(Foto: Yayasan Sanggar Inovasi Desa)
Identitas Buku
Judul Buku : ANTIKORUPSI dan AKUNTANBILITAS : Sistem dan Habitus Transparansi
Dewan Redaksi : Wahyudi Anggoro Hadi, Ryan Sugiarto, Ahmad Musyaddad, Any Sundari, AB Widyanta, dan Sholahuddin Nurazmy
Penerbit : Yayasan Sanggar Inovasi Desa
Cetakan : Pertama, Agustus 2020
Ukuran Buku : 13 x 19 cm
Tebal Buku : xl + 113 halaman
ISBN : 978-623-6745-00-7
Judul Resensi : Praktik Kejujuran dari Desa
Resensator : JUNAEDI, S.E.
Giri Suprapdiono, Direktur Diknyamas KPK, melalui “Sekapur Sirih”nya, menuliskan bahwa Indonesia sudah benar dalam pemberantasan korupsi, tetapi terlalu kaya dengan isu kota sehingga di desa juga perlu dilibatkan pemberantasan korupsi.
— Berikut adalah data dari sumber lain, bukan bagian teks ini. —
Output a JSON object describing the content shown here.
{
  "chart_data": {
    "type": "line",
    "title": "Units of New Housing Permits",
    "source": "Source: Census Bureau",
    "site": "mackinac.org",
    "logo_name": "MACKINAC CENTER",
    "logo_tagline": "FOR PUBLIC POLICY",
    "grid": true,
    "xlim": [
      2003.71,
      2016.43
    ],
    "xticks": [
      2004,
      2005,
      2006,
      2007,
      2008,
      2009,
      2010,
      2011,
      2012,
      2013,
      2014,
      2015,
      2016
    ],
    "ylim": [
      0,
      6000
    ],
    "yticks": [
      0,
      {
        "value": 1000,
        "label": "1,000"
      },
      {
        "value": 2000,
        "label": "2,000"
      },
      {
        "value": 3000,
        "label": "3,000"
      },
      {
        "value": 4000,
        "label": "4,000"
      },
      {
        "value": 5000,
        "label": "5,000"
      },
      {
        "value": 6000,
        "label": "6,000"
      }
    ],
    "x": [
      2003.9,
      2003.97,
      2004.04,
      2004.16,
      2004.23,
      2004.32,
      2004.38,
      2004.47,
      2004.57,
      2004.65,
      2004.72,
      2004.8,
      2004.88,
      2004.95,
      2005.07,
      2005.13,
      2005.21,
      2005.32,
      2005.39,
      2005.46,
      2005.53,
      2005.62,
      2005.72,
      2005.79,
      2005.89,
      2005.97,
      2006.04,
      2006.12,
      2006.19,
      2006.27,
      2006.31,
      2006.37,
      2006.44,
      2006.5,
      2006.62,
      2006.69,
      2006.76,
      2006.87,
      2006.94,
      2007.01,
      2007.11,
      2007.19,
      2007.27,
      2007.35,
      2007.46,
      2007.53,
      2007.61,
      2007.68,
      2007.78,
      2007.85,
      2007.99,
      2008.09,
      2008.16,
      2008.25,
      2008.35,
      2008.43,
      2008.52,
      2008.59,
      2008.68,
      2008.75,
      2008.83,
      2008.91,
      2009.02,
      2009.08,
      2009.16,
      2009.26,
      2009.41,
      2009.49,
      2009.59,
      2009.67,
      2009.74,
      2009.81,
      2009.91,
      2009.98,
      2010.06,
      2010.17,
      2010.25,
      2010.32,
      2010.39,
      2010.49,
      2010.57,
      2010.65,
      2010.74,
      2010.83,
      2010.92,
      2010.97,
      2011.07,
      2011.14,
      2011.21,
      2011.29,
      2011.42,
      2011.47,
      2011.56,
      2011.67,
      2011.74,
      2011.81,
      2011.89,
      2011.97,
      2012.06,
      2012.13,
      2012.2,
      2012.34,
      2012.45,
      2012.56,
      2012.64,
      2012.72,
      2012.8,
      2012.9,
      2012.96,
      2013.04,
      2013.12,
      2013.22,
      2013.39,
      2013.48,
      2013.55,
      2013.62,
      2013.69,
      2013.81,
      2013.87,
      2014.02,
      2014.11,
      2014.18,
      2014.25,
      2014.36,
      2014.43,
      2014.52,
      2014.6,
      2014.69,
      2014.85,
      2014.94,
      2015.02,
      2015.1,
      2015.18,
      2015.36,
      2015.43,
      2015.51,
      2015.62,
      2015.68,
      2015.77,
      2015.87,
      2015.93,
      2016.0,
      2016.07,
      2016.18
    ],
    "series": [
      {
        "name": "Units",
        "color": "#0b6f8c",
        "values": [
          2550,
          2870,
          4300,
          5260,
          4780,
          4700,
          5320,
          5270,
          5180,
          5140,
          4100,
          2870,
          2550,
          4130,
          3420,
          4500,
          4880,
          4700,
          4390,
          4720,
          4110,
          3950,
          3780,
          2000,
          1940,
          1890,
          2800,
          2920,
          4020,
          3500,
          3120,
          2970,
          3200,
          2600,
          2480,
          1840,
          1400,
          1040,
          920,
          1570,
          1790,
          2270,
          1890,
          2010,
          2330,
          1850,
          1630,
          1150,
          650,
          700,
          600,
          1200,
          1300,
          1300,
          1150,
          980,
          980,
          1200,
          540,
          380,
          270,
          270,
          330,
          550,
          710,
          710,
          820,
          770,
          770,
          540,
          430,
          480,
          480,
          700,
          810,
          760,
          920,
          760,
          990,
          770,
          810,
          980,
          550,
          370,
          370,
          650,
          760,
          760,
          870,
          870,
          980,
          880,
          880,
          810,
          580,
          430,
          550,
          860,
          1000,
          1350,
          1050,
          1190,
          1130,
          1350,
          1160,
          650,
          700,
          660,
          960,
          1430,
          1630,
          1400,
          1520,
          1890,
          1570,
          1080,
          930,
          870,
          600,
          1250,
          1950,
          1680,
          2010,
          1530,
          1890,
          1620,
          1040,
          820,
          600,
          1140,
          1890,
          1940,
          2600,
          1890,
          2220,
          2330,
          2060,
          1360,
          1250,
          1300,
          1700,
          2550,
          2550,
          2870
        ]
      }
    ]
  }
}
Untuk itu, ada tiga strategi yang dilakukan KPK : Penindakan agar koruptor jera, pencegahan agar orang tidak melakukan korupsi, pendidikan agar orang tidak ingin korupsi.
Sujanarko, sebagai pejabat KPK- RI, memaparkan bahwa saat ini, Presiden sedang memulai gagasan untuk melakukan pengawasan melalui pemanfaatan data terbuka, yaitu open government inisiative. Dalam konteks ini, penyelenggara negara tidak boleh tertutup terhadap data. Hal ini diharapkan akan meningkatkan transparansi pemerintah dan memudahkan pengawasan publik, serta mengurangi kemungkinan tindakan korupsi.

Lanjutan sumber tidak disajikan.